The series, which is based on the eponymous novel by Sarah Perry, was actually filmed in Essex, northeast of London, where the foreboding marshy landscape set the tone for the darkness of the story, which executive producer Jamie Laurenson believes has relevance today.

“Though it’s set in the Victorian era,” he said, “it’s an incredibly timely story about a community confronted by fear and superstition. And it sort of talks about science and religion in ways that felt incredibly contemporary in spite of its period setting. And I think everything we’ve gone through in the last couple of years with COVID and all our various communities being turned on their heads by something that we didn’t understand and it was out of our control (made) the story of ‘The Essex Serpent’ feel more timely and more relatable.”

“The Essex Serpent” didn’t escape the effects of the pandemic, either. Production was delayed when Keira Knightley, the original Cora, dropped out due to COVID-related child care concerns. Danes signed on and her accent so impressed Laurenson that it had him wondering if she was really a Brit.
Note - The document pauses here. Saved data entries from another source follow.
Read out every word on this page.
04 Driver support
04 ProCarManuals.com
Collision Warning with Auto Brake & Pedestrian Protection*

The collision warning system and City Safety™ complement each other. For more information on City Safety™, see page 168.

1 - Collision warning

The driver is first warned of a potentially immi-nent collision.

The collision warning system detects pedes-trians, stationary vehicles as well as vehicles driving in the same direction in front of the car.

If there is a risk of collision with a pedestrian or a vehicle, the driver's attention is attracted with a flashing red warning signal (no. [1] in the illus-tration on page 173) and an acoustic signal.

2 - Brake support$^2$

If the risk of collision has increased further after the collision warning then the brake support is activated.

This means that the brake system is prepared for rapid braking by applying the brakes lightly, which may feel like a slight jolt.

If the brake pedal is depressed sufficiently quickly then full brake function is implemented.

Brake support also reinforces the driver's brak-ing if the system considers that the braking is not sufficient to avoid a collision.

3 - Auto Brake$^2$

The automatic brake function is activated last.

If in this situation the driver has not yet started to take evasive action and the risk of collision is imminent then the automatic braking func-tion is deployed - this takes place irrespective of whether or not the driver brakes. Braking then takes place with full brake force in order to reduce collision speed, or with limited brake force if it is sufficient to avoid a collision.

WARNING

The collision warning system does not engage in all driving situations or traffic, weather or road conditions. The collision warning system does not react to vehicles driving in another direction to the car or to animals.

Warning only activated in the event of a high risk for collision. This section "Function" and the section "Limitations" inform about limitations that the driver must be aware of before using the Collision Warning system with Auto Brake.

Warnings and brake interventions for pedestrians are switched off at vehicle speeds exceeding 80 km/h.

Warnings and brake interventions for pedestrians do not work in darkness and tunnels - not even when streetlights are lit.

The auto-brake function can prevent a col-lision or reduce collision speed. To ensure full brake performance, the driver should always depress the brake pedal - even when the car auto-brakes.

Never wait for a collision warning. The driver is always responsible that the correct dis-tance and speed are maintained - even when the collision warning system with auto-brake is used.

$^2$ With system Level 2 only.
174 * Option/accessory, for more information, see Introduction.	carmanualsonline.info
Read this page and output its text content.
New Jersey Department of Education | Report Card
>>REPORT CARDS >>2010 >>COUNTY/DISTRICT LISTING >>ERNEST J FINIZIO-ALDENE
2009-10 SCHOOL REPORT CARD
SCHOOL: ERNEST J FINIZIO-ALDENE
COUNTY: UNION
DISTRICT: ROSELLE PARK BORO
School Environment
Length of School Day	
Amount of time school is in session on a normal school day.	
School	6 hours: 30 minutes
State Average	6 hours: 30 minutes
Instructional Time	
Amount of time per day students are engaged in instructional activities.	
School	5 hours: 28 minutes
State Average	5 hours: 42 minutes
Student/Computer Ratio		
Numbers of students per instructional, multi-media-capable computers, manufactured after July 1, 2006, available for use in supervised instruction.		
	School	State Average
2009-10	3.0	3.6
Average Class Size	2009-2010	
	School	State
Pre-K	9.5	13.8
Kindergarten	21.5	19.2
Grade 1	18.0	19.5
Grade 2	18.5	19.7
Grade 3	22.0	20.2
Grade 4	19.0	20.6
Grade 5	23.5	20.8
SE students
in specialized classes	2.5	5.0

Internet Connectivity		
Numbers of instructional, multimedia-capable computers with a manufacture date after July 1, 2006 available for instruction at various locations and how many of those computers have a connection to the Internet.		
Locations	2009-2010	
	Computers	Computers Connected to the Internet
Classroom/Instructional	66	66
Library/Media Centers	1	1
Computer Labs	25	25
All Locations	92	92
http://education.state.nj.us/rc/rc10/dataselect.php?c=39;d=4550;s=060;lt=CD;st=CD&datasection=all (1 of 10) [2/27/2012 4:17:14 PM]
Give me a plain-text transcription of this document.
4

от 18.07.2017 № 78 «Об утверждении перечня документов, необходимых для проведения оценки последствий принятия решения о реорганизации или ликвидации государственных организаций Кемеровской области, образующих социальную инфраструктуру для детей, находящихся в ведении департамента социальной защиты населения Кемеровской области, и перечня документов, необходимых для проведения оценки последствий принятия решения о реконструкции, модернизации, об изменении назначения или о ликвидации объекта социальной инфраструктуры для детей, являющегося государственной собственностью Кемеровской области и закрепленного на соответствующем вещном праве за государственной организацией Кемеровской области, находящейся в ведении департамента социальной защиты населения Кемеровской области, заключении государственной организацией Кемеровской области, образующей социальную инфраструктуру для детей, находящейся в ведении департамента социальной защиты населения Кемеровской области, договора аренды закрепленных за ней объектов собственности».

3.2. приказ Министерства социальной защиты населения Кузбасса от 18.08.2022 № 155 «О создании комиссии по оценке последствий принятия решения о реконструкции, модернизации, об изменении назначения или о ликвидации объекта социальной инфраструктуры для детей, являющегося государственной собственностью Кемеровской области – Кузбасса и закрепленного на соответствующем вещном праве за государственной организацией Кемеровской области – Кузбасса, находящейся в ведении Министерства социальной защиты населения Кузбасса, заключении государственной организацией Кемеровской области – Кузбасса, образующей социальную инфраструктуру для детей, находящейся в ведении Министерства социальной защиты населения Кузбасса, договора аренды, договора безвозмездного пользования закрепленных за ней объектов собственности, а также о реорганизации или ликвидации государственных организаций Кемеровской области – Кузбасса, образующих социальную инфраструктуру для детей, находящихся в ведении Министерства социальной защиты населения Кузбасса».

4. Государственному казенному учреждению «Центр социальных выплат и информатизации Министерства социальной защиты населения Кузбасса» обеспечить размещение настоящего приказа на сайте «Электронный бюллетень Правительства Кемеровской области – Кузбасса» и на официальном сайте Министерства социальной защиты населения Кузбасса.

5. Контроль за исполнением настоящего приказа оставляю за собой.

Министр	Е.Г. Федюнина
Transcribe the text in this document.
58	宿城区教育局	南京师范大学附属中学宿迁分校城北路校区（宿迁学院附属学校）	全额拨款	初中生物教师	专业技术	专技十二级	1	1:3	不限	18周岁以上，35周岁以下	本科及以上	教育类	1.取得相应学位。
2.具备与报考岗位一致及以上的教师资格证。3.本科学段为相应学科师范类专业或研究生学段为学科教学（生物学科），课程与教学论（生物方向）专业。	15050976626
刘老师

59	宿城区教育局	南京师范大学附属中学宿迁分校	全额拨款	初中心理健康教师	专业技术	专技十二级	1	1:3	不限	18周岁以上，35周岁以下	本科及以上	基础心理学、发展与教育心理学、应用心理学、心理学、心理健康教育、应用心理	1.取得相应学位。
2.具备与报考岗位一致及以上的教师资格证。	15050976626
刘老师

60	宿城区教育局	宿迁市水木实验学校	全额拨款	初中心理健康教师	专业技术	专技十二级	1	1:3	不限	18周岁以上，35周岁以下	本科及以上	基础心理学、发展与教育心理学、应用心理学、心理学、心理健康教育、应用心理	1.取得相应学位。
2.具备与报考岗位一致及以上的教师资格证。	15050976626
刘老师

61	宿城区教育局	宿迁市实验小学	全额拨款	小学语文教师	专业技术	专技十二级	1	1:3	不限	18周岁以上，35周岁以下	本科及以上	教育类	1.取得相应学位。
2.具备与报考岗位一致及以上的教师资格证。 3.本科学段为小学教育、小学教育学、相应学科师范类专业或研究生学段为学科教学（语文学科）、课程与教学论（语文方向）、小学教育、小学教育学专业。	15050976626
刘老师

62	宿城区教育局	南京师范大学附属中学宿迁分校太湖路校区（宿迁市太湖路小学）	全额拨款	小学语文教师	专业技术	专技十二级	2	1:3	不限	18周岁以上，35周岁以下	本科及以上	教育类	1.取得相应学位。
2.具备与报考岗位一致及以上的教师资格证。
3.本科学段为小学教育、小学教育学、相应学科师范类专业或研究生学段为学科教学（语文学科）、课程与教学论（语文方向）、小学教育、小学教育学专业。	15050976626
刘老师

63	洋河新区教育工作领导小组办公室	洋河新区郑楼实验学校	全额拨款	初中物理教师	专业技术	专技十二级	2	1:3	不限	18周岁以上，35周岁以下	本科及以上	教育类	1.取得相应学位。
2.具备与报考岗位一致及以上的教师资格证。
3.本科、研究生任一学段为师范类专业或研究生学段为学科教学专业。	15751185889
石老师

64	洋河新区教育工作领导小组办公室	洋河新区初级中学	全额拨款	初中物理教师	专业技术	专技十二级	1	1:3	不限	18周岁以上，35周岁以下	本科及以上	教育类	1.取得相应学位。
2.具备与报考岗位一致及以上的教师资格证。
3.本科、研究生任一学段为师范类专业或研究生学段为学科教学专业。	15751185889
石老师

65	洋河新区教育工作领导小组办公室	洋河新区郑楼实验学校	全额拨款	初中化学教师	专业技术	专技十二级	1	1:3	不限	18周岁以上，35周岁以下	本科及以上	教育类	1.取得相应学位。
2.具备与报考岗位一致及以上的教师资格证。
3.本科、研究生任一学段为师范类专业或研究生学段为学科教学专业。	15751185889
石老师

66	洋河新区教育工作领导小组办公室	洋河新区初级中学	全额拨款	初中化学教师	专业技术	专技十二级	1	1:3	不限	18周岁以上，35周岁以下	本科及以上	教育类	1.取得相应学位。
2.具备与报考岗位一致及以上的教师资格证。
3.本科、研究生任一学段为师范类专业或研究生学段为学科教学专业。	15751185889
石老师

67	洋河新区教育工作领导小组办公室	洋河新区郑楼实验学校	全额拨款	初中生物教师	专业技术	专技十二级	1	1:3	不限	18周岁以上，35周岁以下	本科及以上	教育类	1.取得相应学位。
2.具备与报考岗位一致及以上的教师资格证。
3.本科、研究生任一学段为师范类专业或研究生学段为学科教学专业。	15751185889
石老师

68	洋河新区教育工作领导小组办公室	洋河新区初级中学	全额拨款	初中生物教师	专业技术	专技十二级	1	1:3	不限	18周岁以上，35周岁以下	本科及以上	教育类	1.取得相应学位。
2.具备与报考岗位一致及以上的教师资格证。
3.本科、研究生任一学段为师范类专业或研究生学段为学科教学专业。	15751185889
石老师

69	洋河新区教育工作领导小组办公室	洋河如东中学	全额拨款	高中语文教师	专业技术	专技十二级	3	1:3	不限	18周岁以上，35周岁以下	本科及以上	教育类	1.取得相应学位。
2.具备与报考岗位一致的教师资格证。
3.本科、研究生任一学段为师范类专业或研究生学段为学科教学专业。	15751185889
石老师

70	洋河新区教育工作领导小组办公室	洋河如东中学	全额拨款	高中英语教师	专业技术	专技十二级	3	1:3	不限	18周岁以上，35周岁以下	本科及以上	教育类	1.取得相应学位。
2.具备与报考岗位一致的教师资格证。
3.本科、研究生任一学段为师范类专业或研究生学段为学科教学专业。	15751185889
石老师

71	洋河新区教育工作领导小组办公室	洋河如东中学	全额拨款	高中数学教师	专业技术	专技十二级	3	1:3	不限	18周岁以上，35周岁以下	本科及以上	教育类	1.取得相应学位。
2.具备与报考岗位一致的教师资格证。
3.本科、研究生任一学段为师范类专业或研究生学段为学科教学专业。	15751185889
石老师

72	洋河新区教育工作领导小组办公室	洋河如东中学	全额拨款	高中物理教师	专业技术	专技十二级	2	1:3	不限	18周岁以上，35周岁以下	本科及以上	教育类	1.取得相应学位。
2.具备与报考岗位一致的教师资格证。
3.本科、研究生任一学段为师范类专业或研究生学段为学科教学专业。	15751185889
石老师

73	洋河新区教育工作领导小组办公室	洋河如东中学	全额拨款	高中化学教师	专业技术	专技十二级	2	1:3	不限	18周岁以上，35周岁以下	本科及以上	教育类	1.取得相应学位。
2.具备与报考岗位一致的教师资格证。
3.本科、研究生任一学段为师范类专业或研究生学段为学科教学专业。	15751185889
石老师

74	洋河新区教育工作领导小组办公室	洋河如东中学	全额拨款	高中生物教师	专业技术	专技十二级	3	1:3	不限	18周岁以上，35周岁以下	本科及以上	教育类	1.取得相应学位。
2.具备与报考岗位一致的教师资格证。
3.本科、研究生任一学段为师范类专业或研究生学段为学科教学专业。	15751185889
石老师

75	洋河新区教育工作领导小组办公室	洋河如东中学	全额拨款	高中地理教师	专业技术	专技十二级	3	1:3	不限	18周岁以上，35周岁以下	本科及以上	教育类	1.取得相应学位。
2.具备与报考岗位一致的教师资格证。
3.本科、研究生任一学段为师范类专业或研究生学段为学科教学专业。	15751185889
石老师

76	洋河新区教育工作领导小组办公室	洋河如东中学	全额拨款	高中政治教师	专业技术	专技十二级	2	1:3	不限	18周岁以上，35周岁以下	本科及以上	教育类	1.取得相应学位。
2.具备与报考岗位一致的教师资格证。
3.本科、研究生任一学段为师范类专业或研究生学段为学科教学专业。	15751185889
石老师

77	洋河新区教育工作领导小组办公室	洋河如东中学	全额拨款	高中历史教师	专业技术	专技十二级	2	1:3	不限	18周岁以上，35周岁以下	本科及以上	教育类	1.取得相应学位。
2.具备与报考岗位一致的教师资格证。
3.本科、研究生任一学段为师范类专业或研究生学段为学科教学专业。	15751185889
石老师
“The first thing is just how astonishing she is as a kind of chameleon,” he said. “But also I think what’s wonderful about Cora as a character and what I think Claire has really brilliantly captured is this woman who has suffered and lived through a traumatic relationship and is emerging from that to discover and define herself outside of that experience.

“And I think Claire has done an amazing job of portraying the strength and sense of purpose that Cora has and that Sarah Perry writes about so well, as well as the kind of vulnerability and openness to change. … I think that’s a rare gift to be able to carry those two qualities through a performance.”